Le cœur de Vera s’arrêta un instant. Elle s’assit sur une chaise et ferma les yeux. C’était soudainement intenable.

Le matin, Vera se leva à six heures, fit toutes les procédures d’hygiène avec sa mère, la nourrit, prépara les enfants pour l’école, puis partit travailler. À midi, elle appela la nounou, vérifia son état, et le soir, c’était la même routine : prendre soin de sa mère, aider les enfants avec leurs devoirs, la nuit – laver et cuisiner. Et ainsi de suite, jour après jour.

Et maintenant, ces mots : « On vivrait mieux avec papa. »

Vera se leva. Elle entra dans la chambre. Elle toucha le front de Nika avec sa paume. La fièvre était tombée après le sirop.

« D’accord, » dit-elle soudainement. « Comme vous voulez aller chez papa, vous pouvez aller chez papa. »

« Vraiment ?! » Nika sauta de joie.

« Avec de la fièvre ? » Vanya était surpris.

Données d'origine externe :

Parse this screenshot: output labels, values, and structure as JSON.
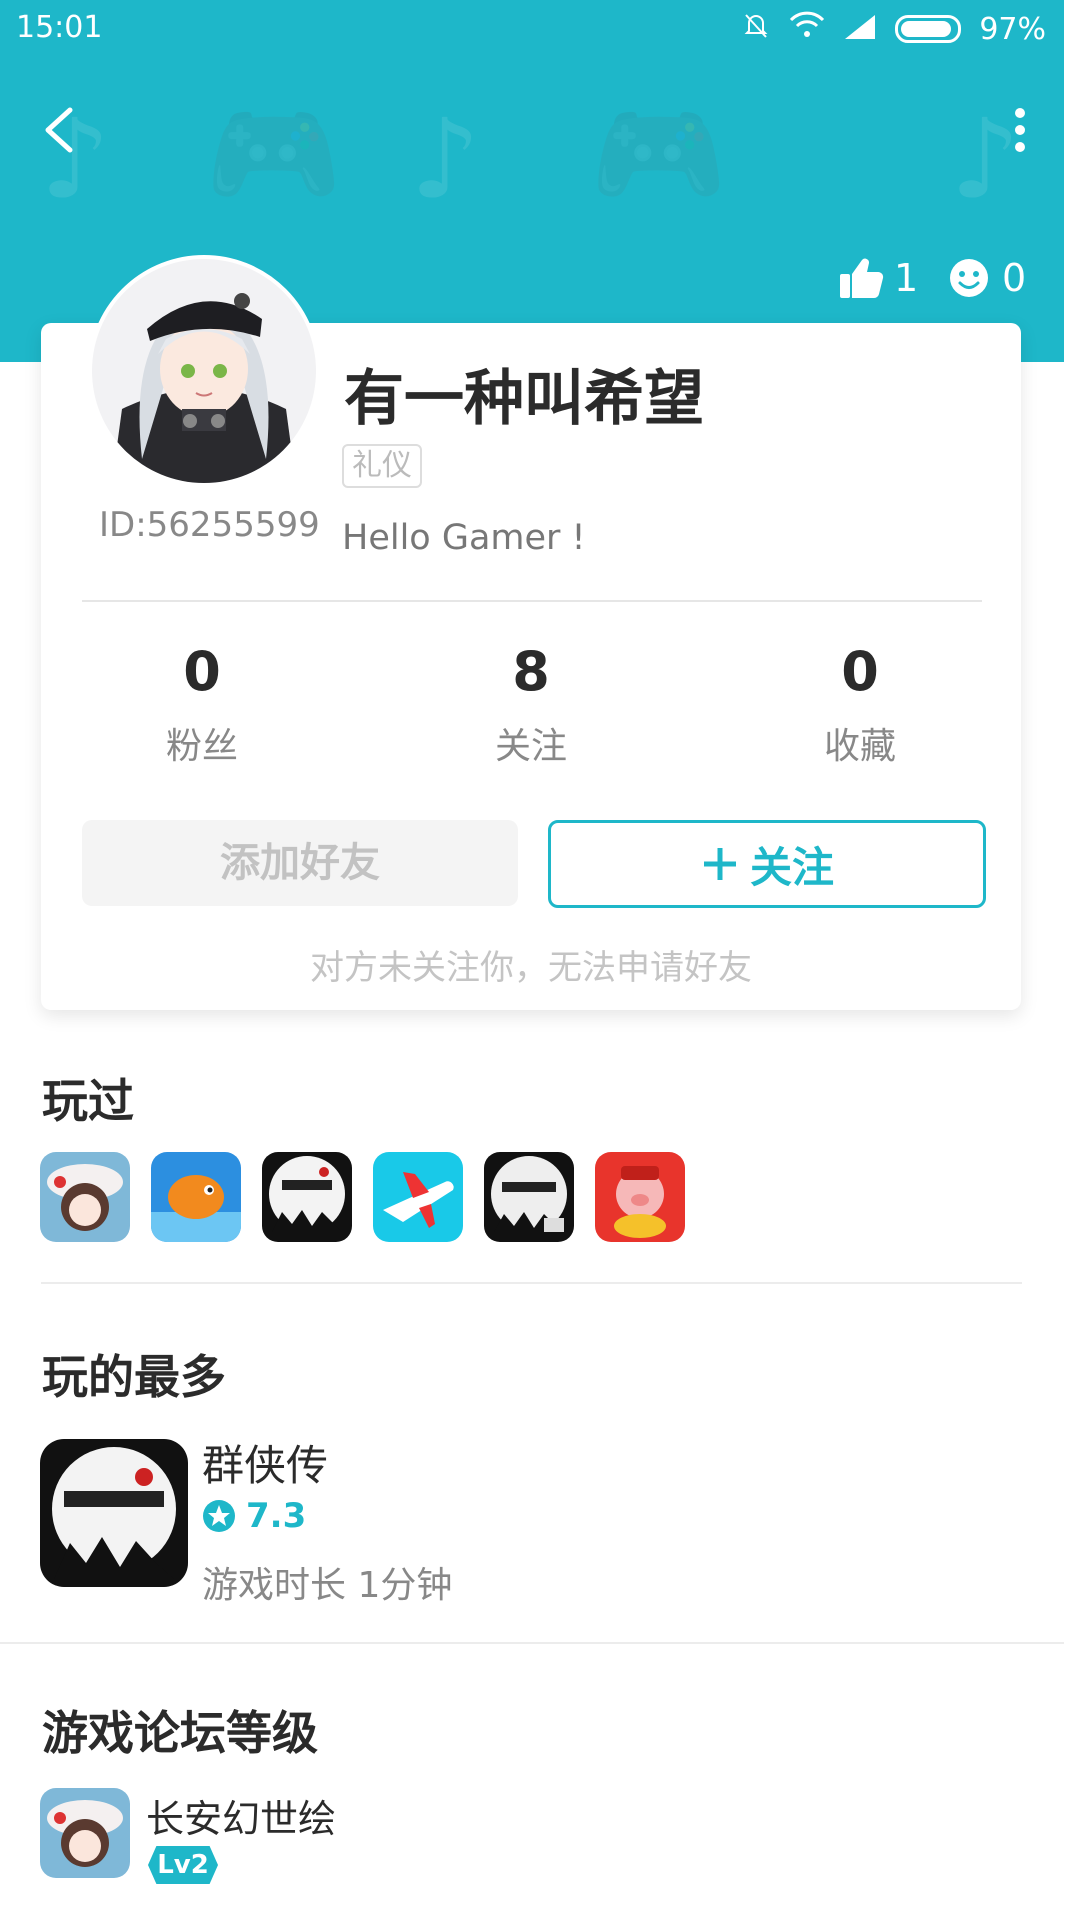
{
  "status_bar": {
    "time": "15:01",
    "battery": "97%"
  },
  "profile": {
    "likes": "1",
    "smiles": "0",
    "user_id": "ID:56255599",
    "username": "有一种叫希望",
    "tag": "礼仪",
    "bio": "Hello Gamer !"
  },
  "counts": [
    {
      "value": "0",
      "label": "粉丝"
    },
    {
      "value": "8",
      "label": "关注"
    },
    {
      "value": "0",
      "label": "收藏"
    }
  ],
  "actions": {
    "add_friend": "添加好友",
    "follow": "关注",
    "hint": "对方未关注你，无法申请好友"
  },
  "played": {
    "title": "玩过",
    "games": [
      "chibi-girl-game-icon",
      "fish-game-icon",
      "qunxiazhuan-icon",
      "airplane-game-icon",
      "qunxiazhuan-alt-icon",
      "lucky-pig-icon"
    ]
  },
  "most_played": {
    "title": "玩的最多",
    "game_name": "群侠传",
    "rating": "7.3",
    "play_time": "游戏时长 1分钟"
  },
  "forum_level": {
    "title": "游戏论坛等级",
    "game_name": "长安幻世绘",
    "level": "Lv2"
  },
  "colors": {
    "accent": "#1eb7c9"
  }
}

« Je m’en fiche, » répondit Vera calmement. « Je suis une mauvaise maman. Je vous interdis tout. Papa vous laisse tout faire. Eh bien, maintenant vous vivrez selon ses règles. Et d’abord, je vous permets de vous débarrasser de ma présence. »

Elle jeta leurs vêtements sur le lit, appela un taxi et demanda au chauffeur de les emmener à la bonne adresse.

« Vous allez chez papa, » leur dit-elle sur le pas de la porte. « Dites-lui, Vanya, que maintenant c’est lui qui est responsable. Il vous laisse tout faire. Laissez-le vous traiter lui-même. »

Nika voulait pleurer, Vanya était perplexe, mais Vera ne cilla pas. Elle ferma simplement la porte.

Et puis… elle se coucha. Prendit un sédatif et, pour la première fois depuis longtemps, s’endormit — en silence.